Today, the interpretive framework laid down by Origen, Tertullian, Augustine and John Calvin continues to lift the biblical text out of its original context, and make sense of it as if there is something inherently wrong with women. One prominent complementarian, for example, explains that women may not share leadership authority in the church or the home because of their “characteristic weaknesses” (http://www.desiringgod.org/sermons/affirming-the-goodness-of-manhood-and-womanhood-in-all-of-life). Another has said that women are simply more gullible and more easily deceived than men (http://www.dennyburk.com/mark-driscoll-on-women-in-ministry-2/). Ignoring the context of various biblical passages, these and other like-minded leaders in the church, infer a doctrine of male authority and female subordination.
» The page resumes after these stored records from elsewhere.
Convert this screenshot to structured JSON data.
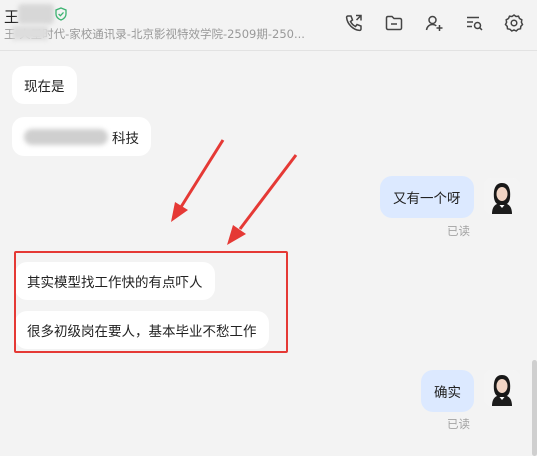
{
  "header": {
    "contact_name": "王",
    "subtitle": "王 火星时代-家校通讯录-北京影视特效学院-2509期-250...",
    "icons": [
      "call-icon",
      "folder-icon",
      "add-user-icon",
      "chat-history-icon",
      "settings-icon"
    ]
  },
  "messages": [
    {
      "side": "left",
      "text": "现在是"
    },
    {
      "side": "left",
      "text": "科技",
      "partially_blurred": true
    },
    {
      "side": "right",
      "text": "又有一个呀",
      "status": "已读"
    },
    {
      "side": "left",
      "text": "其实模型找工作快的有点吓人"
    },
    {
      "side": "left",
      "text": "很多初级岗在要人，基本毕业不愁工作"
    },
    {
      "side": "right",
      "text": "确实",
      "status": "已读"
    }
  ],
  "colors": {
    "background": "#f3f3f3",
    "my_bubble": "#dce9ff",
    "other_bubble": "#ffffff",
    "annotation_red": "#e53935",
    "verified_green": "#3cb371"
  }
}
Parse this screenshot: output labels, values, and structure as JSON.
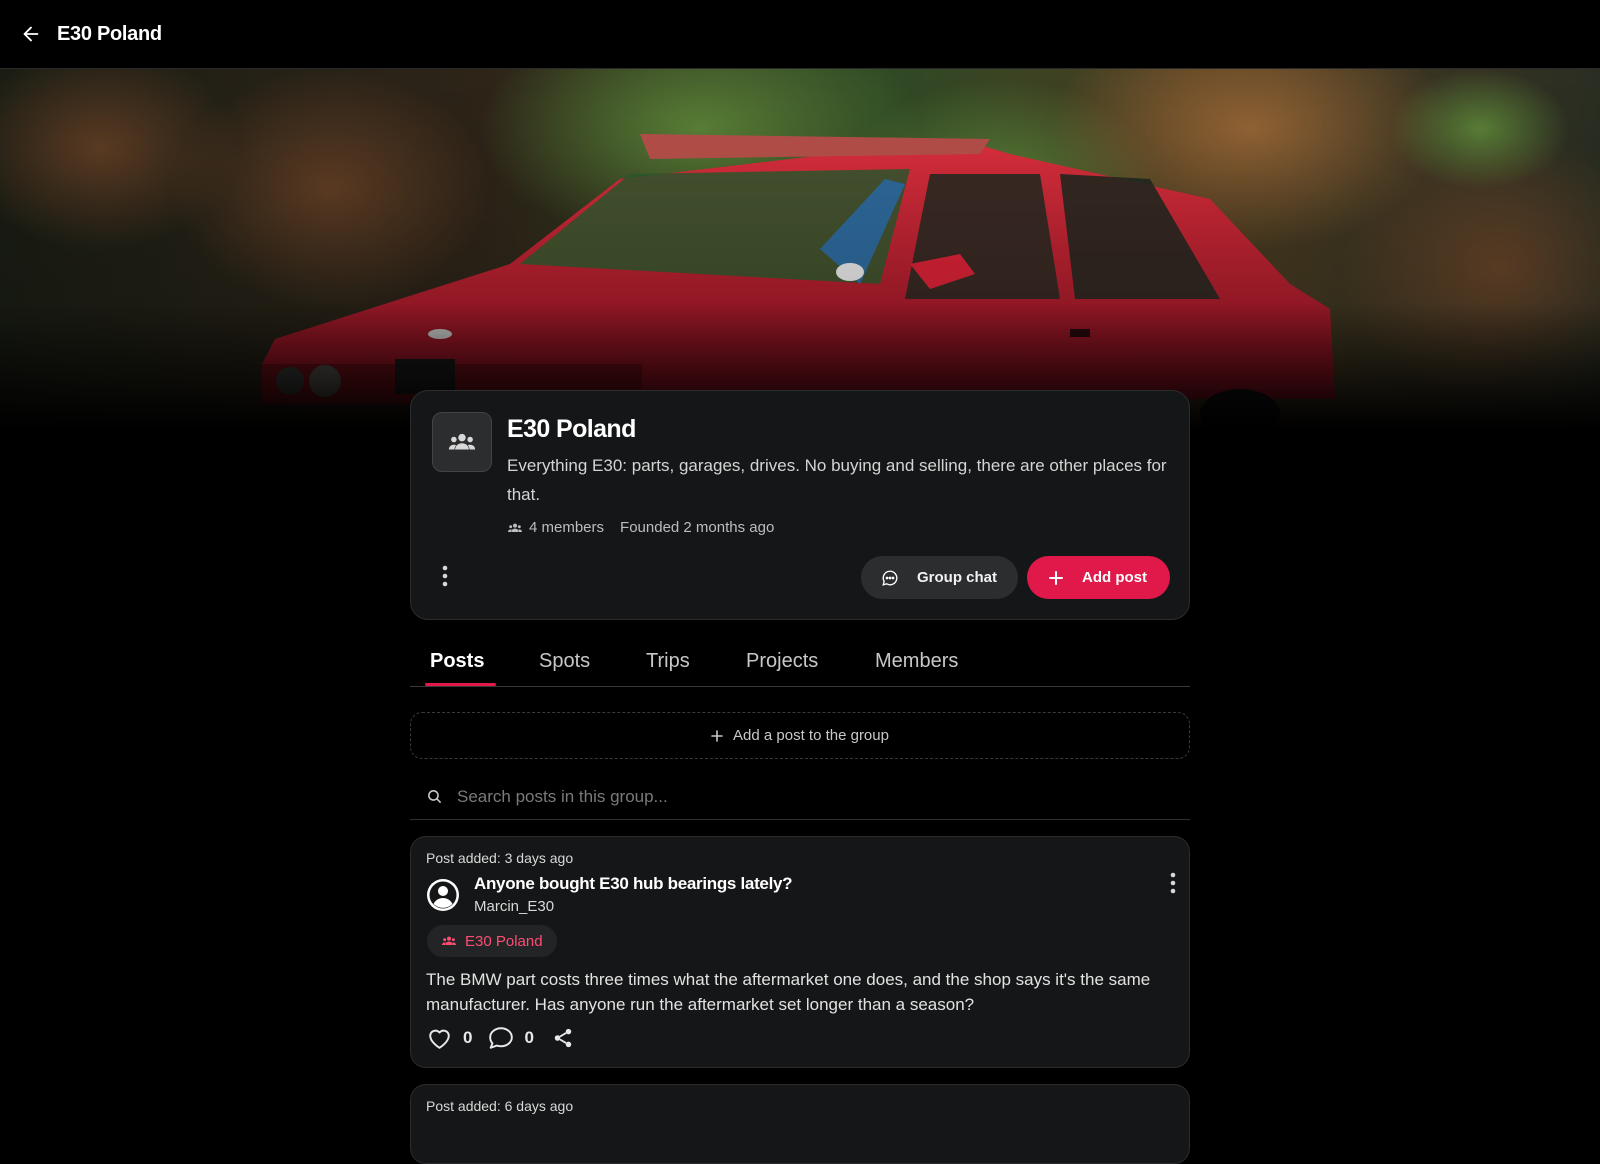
{
  "header": {
    "title": "E30 Poland",
    "back_icon": "arrow-left-icon"
  },
  "group": {
    "name": "E30 Poland",
    "description": "Everything E30: parts, garages, drives. No buying and selling, there are other places for that.",
    "members": "4 members",
    "founded": "Founded 2 months ago",
    "avatar_icon": "group-icon",
    "chat_label": "Group chat",
    "add_post_label": "Add post",
    "accent": "#e0194a"
  },
  "tabs": [
    {
      "label": "Posts",
      "active": true
    },
    {
      "label": "Spots",
      "active": false
    },
    {
      "label": "Trips",
      "active": false
    },
    {
      "label": "Projects",
      "active": false
    },
    {
      "label": "Members",
      "active": false
    }
  ],
  "add_post_prompt": "Add a post to the group",
  "search": {
    "placeholder": "Search posts in this group..."
  },
  "posts": [
    {
      "added": "Post added: 3 days ago",
      "title": "Anyone bought E30 hub bearings lately?",
      "author": "Marcin_E30",
      "group_chip": "E30 Poland",
      "body": "The BMW part costs three times what the aftermarket one does, and the shop says it's the same manufacturer. Has anyone run the aftermarket set longer than a season?",
      "likes": "0",
      "comments": "0"
    },
    {
      "added": "Post added: 6 days ago"
    }
  ]
}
As a result of reading the Bible through the lenses of systemic prejudice, women have been given lists of what they may not do in the church or in the home. Essentially, they may not lead or teach. In other words, they are prohibited from sharing decision-making authority and/or teaching the Bible…because of alleged characteristic weaknesses.

This article is an attempt to highlight how prejudice can affect our interpretation of the Bible, and how this kind of prejudice still affects women in the church today. It is also a call for humble reflection, and—I hope—repentance. My prayer is that the church would lay aside the distorting lenses of prejudice against women once and for all, in Jesus name.